Adding a role to a skill

  1. Extend your skill's DomainSkill export with a memoryRoles[] array.
  2. Pick an OutcomeProbe that matches what "right" means for your role. price_delta is the default for trading roles; use custom if you need a domain-specific signal (whale followthrough, on-chain settlement, etc.) and register the probe in apps/agent/src/memory/posthoc-probes.ts.
  3. Write a reflectionPrompt that names your role's failure modes explicitly. Generic prompts produce generic lessons.
  4. Set minAgeHours / maxAgeHours based on how long the outcome takes to mature. Intraday roles might use 4 / 48; swing roles might use 168 / 720.
  5. Pick triggers:
    • cron if the reflection schedule is predictable.
    • on_new_write if a new write invalidates old pending entries (rare; useful for position reversals).
    • on_price_fetch if an unrelated tool call already hits the right price endpoint; piggyback on it.
  6. Write a unit test that creates a role memory entry, fakes the outcome, and asserts the reflector runs Stage 1 + Stage 2.

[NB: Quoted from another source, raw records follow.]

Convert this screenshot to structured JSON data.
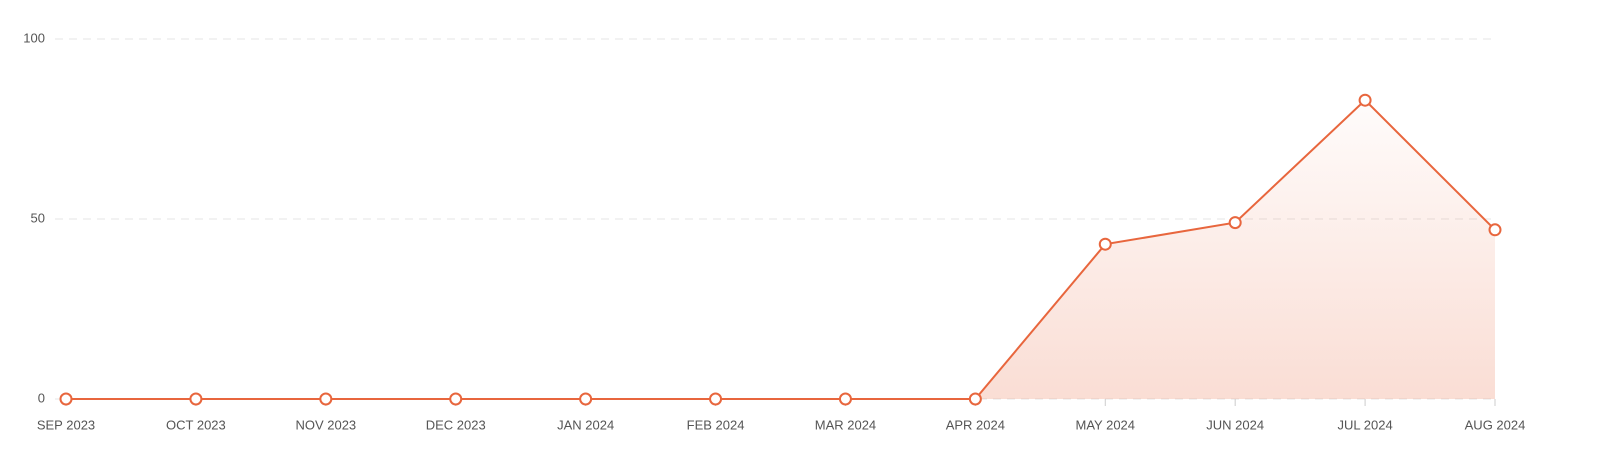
{
  "chart_data": {
    "type": "line",
    "categories": [
      "SEP 2023",
      "OCT 2023",
      "NOV 2023",
      "DEC 2023",
      "JAN 2024",
      "FEB 2024",
      "MAR 2024",
      "APR 2024",
      "MAY 2024",
      "JUN 2024",
      "JUL 2024",
      "AUG 2024"
    ],
    "values": [
      0,
      0,
      0,
      0,
      0,
      0,
      0,
      0,
      43,
      49,
      83,
      47
    ],
    "color": "#e8663d",
    "area": true,
    "ylim": [
      0,
      100
    ],
    "yticks": [
      0,
      50,
      100
    ],
    "grid": true
  }
}
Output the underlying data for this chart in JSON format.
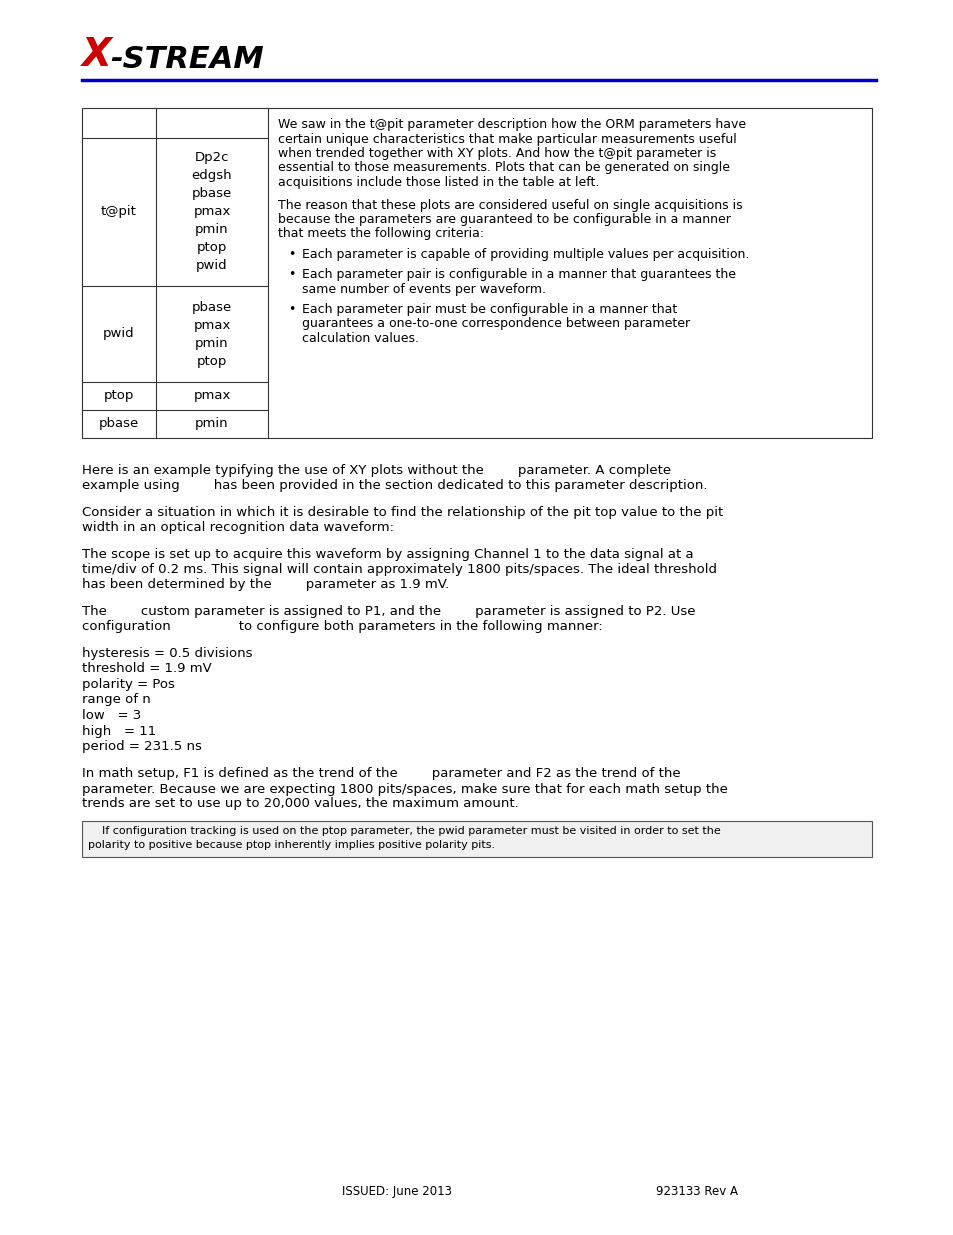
{
  "page_bg": "#ffffff",
  "logo_x_color": "#cc0000",
  "logo_stream_color": "#000000",
  "header_line_color": "#0000cc",
  "table_col1": [
    "",
    "t@pit",
    "pwid",
    "ptop",
    "pbase"
  ],
  "table_col2": [
    "",
    "Dp2c\nedgsh\npbase\npmax\npmin\nptop\npwid",
    "pbase\npmax\npmin\nptop",
    "pmax",
    "pmin"
  ],
  "right_para1": "We saw in the t@pit parameter description how the ORM parameters have certain unique characteristics that make particular measurements useful when trended together with XY plots. And how the t@pit parameter is essential to those measurements. Plots that can be generated on single acquisitions include those listed in the table at left.",
  "right_para2": "The reason that these plots are considered useful on single acquisitions is because the parameters are guaranteed to be configurable in a manner that meets the following criteria:",
  "bullets": [
    "Each parameter is capable of providing multiple values per acquisition.",
    "Each parameter pair is configurable in a manner that guarantees the same number of events per waveform.",
    "Each parameter pair must be configurable in a manner that guarantees a one-to-one correspondence between parameter calculation values."
  ],
  "body_para1_line1": "Here is an example typifying the use of XY plots without the        parameter. A complete",
  "body_para1_line2": "example using        has been provided in the section dedicated to this parameter description.",
  "body_para2_line1": "Consider a situation in which it is desirable to find the relationship of the pit top value to the pit",
  "body_para2_line2": "width in an optical recognition data waveform:",
  "body_para3_line1": "The scope is set up to acquire this waveform by assigning Channel 1 to the data signal at a",
  "body_para3_line2": "time/div of 0.2 ms. This signal will contain approximately 1800 pits/spaces. The ideal threshold",
  "body_para3_line3": "has been determined by the        parameter as 1.9 mV.",
  "body_para4_line1": "The        custom parameter is assigned to P1, and the        parameter is assigned to P2. Use",
  "body_para4_line2": "configuration                to configure both parameters in the following manner:",
  "code_lines": [
    "hysteresis = 0.5 divisions",
    "threshold = 1.9 mV",
    "polarity = Pos",
    "range of n",
    "low   = 3",
    "high   = 11",
    "period = 231.5 ns"
  ],
  "final_para_line1": "In math setup, F1 is defined as the trend of the        parameter and F2 as the trend of the",
  "final_para_line2": "parameter. Because we are expecting 1800 pits/spaces, make sure that for each math setup the",
  "final_para_line3": "trends are set to use up to 20,000 values, the maximum amount.",
  "note_line1": "    If configuration tracking is used on the ptop parameter, the pwid parameter must be visited in order to set the",
  "note_line2": "polarity to positive because ptop inherently implies positive polarity pits.",
  "footer_left": "ISSUED: June 2013",
  "footer_right": "923133 Rev A"
}
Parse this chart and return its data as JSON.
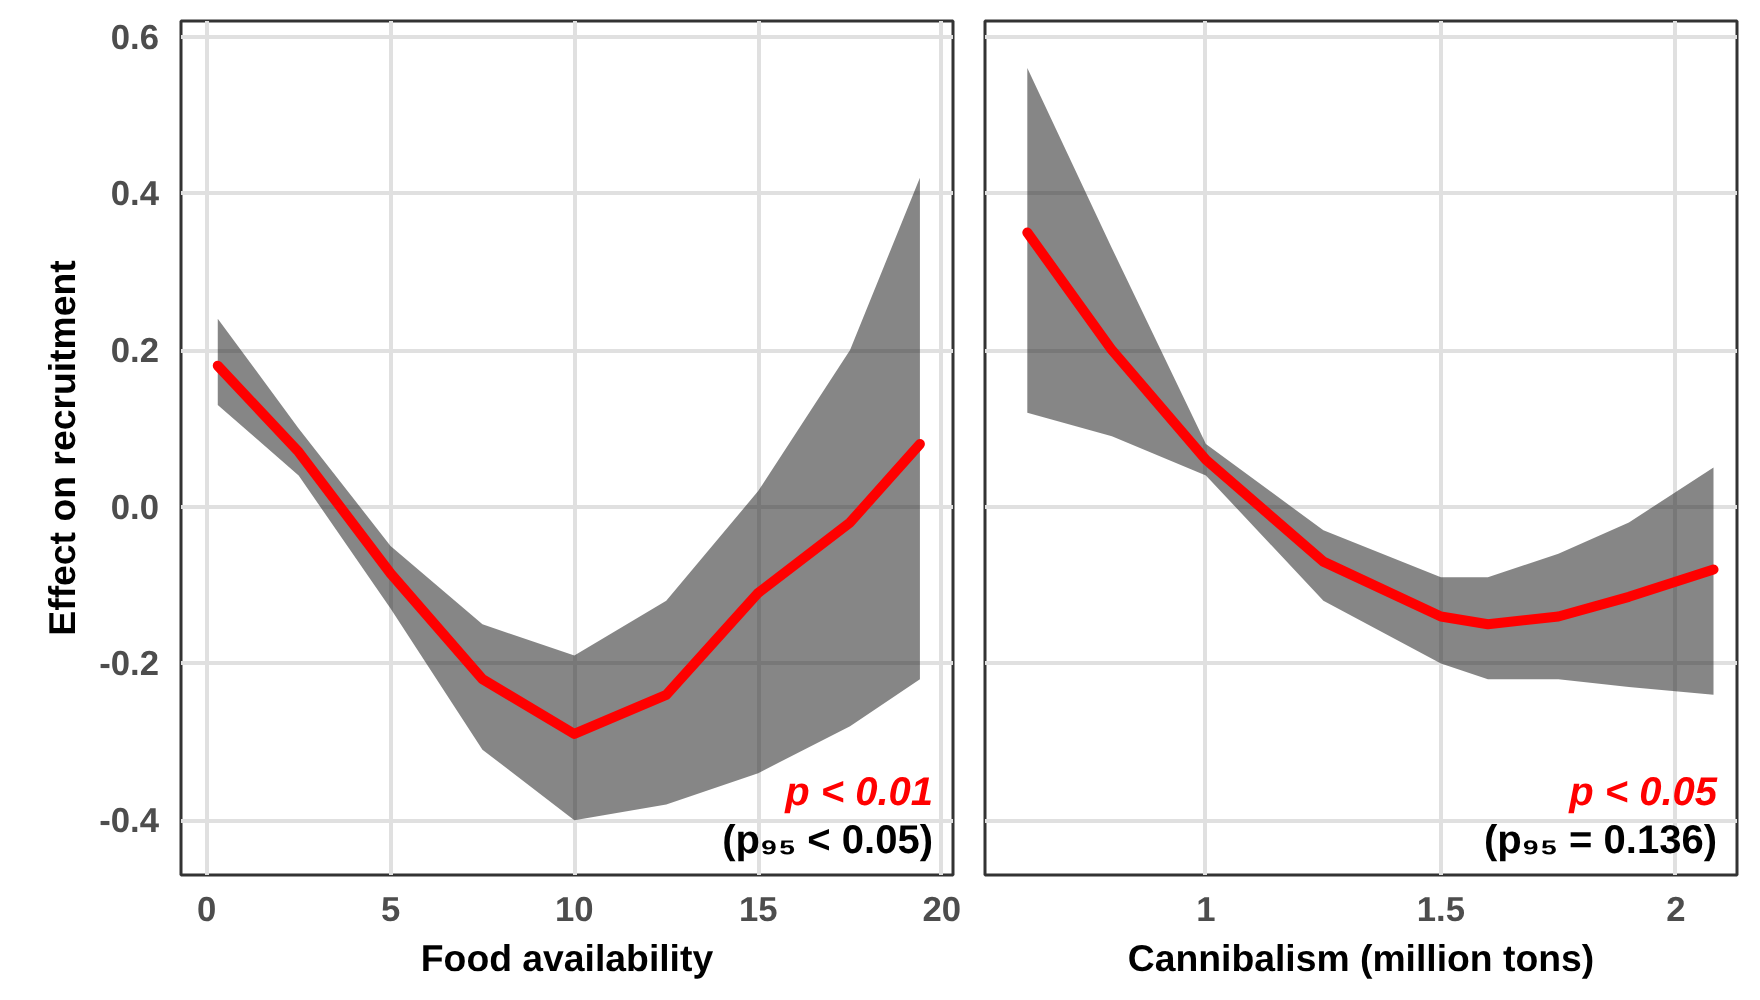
{
  "chart_data": [
    {
      "type": "line",
      "xlabel": "Food availability",
      "ylabel": "Effect on recruitment",
      "xlim": [
        -0.7,
        20.3
      ],
      "ylim": [
        -0.47,
        0.62
      ],
      "xticks": [
        0,
        5,
        10,
        15,
        20
      ],
      "yticks": [
        -0.4,
        -0.2,
        {
          "value": 0,
          "label": "0.0"
        },
        0.2,
        0.4,
        0.6
      ],
      "grid": true,
      "series": [
        {
          "color": "#ff0000",
          "x": [
            0.3,
            2.5,
            5,
            7.5,
            10,
            12.5,
            15,
            17.5,
            19.4
          ],
          "values": [
            0.18,
            0.07,
            -0.085,
            -0.22,
            -0.29,
            -0.24,
            -0.11,
            -0.02,
            0.08
          ],
          "lower": [
            0.13,
            0.04,
            -0.13,
            -0.31,
            -0.4,
            -0.38,
            -0.34,
            -0.28,
            -0.22
          ],
          "upper": [
            0.24,
            0.1,
            -0.05,
            -0.15,
            -0.19,
            -0.12,
            0.02,
            0.2,
            0.42
          ]
        }
      ],
      "annotations": [
        "p < 0.01",
        "(p₉₅ < 0.05)"
      ]
    },
    {
      "type": "line",
      "xlabel": "Cannibalism (million tons)",
      "xlim": [
        0.53,
        2.13
      ],
      "ylim": [
        -0.47,
        0.62
      ],
      "xticks": [
        1,
        1.5,
        2
      ],
      "yticks": [
        -0.4,
        -0.2,
        0,
        0.2,
        0.4,
        0.6
      ],
      "grid": true,
      "tick_labels": "x",
      "series": [
        {
          "color": "#ff0000",
          "x": [
            0.62,
            0.8,
            1.0,
            1.25,
            1.5,
            1.6,
            1.75,
            1.9,
            2.08
          ],
          "values": [
            0.35,
            0.2,
            0.06,
            -0.07,
            -0.14,
            -0.15,
            -0.14,
            -0.115,
            -0.08
          ],
          "lower": [
            0.12,
            0.09,
            0.04,
            -0.12,
            -0.2,
            -0.22,
            -0.22,
            -0.23,
            -0.24
          ],
          "upper": [
            0.56,
            0.33,
            0.08,
            -0.03,
            -0.09,
            -0.09,
            -0.06,
            -0.02,
            0.05
          ]
        }
      ],
      "annotations": [
        "p < 0.05",
        "(p₉₅ = 0.136)"
      ]
    }
  ]
}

Reference implementation: grep memoryRoles across apps/agent/src/skills/builtin/ for existing roles to crib from.

The /reflect and /recall REPL commands

From inside the REPL:

  • /reflect <role> manually fires reflection for a specific role's pending entries. Useful for debugging a role's prompt template without waiting for the cron trigger.
  • /recall <role> prints the most recent lessons for a role so you can eyeball whether the reflector is producing useful output.

Safety properties

  • Role memory cannot trigger fund-moving tool calls. The reflector is a pure classifier + LLM pass. It writes to SQLite and nothing else. A bad lesson cannot become a bad trade without going through the full permission tier hook.
  • exogenous / variance classifications produce no lesson. The agent never learns "whatever happened, make a new rule about it". Only decisions with clear error signatures produce guidance.
  • Duplicate reflection is impossible. Per-role serial locks prevent two reflector calls from updating the same entry at once.
  • Budget gated. Every reflector LLM call goes through the learning category of the budget tracker (see Learning System). A runaway reflector can't drain your daily budget without tripping BudgetExceededError first.

What NOT to use role memory for

  • Short-term conversation state. That's the sessions table.
  • User preferences. That's either ordinary memory_write or Personalization.
  • Procedural lessons. "When the user asks X, do Y" belongs in review-engine / skill-manager rather than role memory.
  • Persona configuration. Edit SOUL.md / AGENTS.md instead. See Workspace Files.